An often punchy and gutsy bonus section of newspapers and magazines is the letters to the editor. Such letters can draw your attention to an article missed or give a different slant on a contentious issue. And some letters bring up new issues or raise ones that have consequences for others.
A letter in the Advertiser (Feb. 13) by Dana Au, detailed a sewer back up that in the final analysis originated on the town line. But Dana has yet to be paid for costs incurred in June 2011. You have to wonder if that public letter got the town office in Grand Falls-Windsor jumping or digging in their heels?
Letter writing, especially in community newspapers, takes some nerve at times because of the mind set in small towns that can scoff at public points of view with...who do you think you are?
The Advertiser once printed letters with a "nom de plume"(e.g.
Concerned citizen) to allow concealment of real names. CBC radio used to allow callers to comment without revealing their name over the airwaves. But those anonymous days are gone.
Yet, online the Advertiser, CBC, The Globe and Mail, The Toronto Star, National Post and many other national and international websites allow commentators to use concocted names to say pretty well anything they want within the guidelines of the website. Thus, the web is a cyber free-for-all with lots of anonymous nasty and vindictive personal attacks. Issues become irrelevant.
Provincially, former premier Brian Peckford voiced opposition to Muskrat Falls, but online more than one commentator wanted to bring up the Sprung greenhouse fiasco and not the issue at hand.
Federally, Public Safety Minister Vic Toews has been personally attacked over the proposed, controversial, bill in Parliament that deals with Internet issues, including child pornography.
Municipally, the website Municipal Matters allowed people to make comments on the closure of the mill, expropriation, the hydro power, High Street and other issues. However, anonymous, nasty, personal attacks aimed at town councillors, mayors and MHAs often poisoned the good comments of others.
It's too bad the gutter crawlers show up online because they are such a contrast to the many anonymous commentators who can be not only insightful and thoughtful, but also hilariously witty.
Nasty online comments can be easily squashed if Internet sites had a "no anonymity" policy like print and broadcasters. The New York Times is on the forefront of killing low brow comments with the registering of commentators, rigorous comment standards and the use of real names only or shortened ones, showing location.
Meanwhile, sites that permit anonymous comments could make better use of filtering programs that weed out profanity, personal attacks, name-calling and vulgarity.
The column, Occupy Port aux Basques (Advertiser, Feb. 2), generated one online comment from someone named Lane. He or she said "Wow. The misinformation in this column is breath-taking." Yet, Lane did not point out any misinformation to me or readers. And went on to make (his or her) seven points.

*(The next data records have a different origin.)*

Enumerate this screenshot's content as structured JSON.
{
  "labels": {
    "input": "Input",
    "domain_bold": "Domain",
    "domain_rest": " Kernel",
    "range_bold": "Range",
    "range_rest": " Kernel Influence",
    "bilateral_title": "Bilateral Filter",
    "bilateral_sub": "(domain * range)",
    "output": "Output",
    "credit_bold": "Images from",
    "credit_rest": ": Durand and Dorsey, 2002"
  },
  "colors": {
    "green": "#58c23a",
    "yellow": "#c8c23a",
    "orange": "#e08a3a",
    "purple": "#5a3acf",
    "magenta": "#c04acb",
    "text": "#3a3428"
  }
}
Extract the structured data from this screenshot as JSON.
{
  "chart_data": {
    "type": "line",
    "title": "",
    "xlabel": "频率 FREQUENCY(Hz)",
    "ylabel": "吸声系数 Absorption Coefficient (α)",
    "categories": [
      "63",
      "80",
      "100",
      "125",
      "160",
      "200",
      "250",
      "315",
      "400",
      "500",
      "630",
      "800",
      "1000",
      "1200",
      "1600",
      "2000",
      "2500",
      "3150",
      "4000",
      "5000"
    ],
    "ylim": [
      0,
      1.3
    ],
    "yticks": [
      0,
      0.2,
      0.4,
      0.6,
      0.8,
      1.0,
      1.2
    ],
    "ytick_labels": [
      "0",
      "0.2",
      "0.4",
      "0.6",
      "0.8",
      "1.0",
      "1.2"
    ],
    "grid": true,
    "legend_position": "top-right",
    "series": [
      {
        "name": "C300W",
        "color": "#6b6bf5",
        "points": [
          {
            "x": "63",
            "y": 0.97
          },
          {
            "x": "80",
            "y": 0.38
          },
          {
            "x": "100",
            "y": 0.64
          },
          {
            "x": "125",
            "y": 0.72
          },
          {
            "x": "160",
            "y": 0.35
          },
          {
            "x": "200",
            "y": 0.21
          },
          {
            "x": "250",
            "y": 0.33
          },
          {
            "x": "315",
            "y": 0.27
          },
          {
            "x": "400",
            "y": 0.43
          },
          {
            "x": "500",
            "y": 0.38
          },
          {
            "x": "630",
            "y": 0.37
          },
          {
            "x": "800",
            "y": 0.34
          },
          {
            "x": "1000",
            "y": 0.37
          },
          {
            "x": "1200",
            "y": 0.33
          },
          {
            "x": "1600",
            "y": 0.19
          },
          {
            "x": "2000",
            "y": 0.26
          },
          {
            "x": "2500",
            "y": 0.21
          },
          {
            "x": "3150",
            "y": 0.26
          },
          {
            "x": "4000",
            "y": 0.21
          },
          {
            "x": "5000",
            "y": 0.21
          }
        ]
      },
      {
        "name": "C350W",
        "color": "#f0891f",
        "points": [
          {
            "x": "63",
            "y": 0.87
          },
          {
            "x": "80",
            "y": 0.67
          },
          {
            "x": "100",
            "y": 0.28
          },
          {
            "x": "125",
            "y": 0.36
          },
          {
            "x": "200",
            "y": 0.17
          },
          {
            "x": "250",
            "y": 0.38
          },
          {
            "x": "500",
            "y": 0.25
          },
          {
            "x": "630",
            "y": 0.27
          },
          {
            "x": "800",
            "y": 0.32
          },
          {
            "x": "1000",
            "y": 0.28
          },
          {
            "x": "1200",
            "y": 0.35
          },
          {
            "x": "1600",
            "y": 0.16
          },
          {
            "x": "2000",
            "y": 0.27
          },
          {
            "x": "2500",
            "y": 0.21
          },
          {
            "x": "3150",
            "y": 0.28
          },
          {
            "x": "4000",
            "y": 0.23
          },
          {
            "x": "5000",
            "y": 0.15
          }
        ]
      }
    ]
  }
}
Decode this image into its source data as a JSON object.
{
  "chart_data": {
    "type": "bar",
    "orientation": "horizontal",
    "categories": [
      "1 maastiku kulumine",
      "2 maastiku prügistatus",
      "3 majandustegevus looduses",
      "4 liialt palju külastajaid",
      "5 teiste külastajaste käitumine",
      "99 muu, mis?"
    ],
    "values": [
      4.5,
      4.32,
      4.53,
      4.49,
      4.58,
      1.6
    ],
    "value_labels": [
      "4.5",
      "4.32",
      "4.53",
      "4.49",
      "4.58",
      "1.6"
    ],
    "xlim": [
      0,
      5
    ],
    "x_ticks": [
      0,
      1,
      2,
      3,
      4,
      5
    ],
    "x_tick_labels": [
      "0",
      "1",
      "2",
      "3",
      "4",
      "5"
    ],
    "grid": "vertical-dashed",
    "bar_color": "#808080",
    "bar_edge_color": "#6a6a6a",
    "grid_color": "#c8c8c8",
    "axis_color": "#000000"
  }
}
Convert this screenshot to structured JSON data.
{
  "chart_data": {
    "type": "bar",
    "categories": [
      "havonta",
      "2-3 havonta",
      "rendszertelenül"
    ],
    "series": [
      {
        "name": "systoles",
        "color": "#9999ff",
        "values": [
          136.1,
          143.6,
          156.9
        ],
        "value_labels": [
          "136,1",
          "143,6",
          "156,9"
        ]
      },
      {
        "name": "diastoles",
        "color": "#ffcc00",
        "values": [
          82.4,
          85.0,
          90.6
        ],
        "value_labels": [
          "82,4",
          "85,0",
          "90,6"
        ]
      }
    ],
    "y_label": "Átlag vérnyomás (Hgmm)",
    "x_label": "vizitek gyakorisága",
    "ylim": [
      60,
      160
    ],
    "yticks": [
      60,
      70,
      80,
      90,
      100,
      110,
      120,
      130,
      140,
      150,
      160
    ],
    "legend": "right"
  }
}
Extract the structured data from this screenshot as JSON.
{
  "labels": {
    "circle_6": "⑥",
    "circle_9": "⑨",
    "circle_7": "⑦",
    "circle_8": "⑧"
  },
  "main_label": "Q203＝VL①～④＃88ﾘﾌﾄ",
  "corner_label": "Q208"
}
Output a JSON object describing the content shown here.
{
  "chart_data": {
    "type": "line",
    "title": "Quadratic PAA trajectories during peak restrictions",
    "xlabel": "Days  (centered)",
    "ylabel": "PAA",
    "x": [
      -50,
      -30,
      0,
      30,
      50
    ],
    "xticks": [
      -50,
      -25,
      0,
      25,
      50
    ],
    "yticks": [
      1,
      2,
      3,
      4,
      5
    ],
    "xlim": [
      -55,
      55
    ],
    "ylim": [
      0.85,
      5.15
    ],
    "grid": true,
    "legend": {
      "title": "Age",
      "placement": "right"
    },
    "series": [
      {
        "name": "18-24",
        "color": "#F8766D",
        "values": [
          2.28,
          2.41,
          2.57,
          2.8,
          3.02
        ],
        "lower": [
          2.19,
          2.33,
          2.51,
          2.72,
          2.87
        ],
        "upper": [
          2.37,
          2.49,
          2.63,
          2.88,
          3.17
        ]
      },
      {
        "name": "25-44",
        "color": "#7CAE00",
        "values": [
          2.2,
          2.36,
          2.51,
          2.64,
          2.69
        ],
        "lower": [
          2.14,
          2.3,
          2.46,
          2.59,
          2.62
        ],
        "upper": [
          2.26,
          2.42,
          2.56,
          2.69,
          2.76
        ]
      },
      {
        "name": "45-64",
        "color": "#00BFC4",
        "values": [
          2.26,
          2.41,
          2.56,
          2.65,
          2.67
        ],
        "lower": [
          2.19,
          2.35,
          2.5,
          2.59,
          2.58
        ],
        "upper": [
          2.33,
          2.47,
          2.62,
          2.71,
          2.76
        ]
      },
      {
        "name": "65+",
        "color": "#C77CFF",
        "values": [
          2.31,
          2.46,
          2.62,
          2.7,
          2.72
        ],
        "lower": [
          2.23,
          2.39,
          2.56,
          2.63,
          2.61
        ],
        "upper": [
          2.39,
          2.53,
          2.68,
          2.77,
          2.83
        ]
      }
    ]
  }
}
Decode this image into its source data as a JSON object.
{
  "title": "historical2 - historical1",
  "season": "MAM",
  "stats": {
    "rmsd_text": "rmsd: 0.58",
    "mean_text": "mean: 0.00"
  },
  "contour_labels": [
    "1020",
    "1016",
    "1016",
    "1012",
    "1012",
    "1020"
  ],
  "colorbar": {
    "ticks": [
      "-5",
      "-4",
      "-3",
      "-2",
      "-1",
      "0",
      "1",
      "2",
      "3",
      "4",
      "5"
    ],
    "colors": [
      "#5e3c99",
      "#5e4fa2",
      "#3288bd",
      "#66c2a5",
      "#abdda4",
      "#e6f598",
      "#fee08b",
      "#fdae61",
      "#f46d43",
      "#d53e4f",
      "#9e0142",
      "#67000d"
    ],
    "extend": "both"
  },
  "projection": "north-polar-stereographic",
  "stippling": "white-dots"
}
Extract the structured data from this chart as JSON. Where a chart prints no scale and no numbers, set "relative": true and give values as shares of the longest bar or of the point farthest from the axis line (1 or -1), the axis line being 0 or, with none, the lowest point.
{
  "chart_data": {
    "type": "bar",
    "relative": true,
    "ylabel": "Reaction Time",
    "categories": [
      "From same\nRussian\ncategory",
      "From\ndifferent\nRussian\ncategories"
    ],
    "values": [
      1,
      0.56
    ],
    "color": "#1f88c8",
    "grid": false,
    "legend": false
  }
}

Lane wasn't nasty, just anonymous. Why would Lane and others online hide their real names? Stooges? Political hacks? Employees? Hired consultants? Or just too intimidated to stand behind their comments? No matter. The anonymous online are not truly anonymous because computer IP addresses can be traced.
Meanwhile, the anonymous (leaking out crooked or questionable behaviour of politicians, police, business leaders, church officials and others in power) have their place. Ordinarily though, commentators online tend not to be whistleblowers.
Over all, I prefer commentators in any media to use their real names. However, I can tolerate concealing real names on the Internet as long as the comments are on the issue, civilized and without the - below the belt - personal attacks.
As for opinions, undoubtedly - with mill gone almost three years - there are plenty in this town and region as people gather in coffee groups, breakfast or lunch meetings, social settings, offices, staff rooms, women's groups and so on.
And surely, gatherings around the barbecue generate plenty of heat. And not just under the steaks!
Yet, all that talk becomes hot air - muted words that hardly ever become letters to the editor or even as anonymous comments online. Pity!
As for the cyber free-for-all with its rotten, nasty comments; hopefully, it will disappear - sooner rather than later - with cyber versions of Caller ID and Star 69.
For now though, the best remedy for the nasty and the likes. Delete, delete, delete!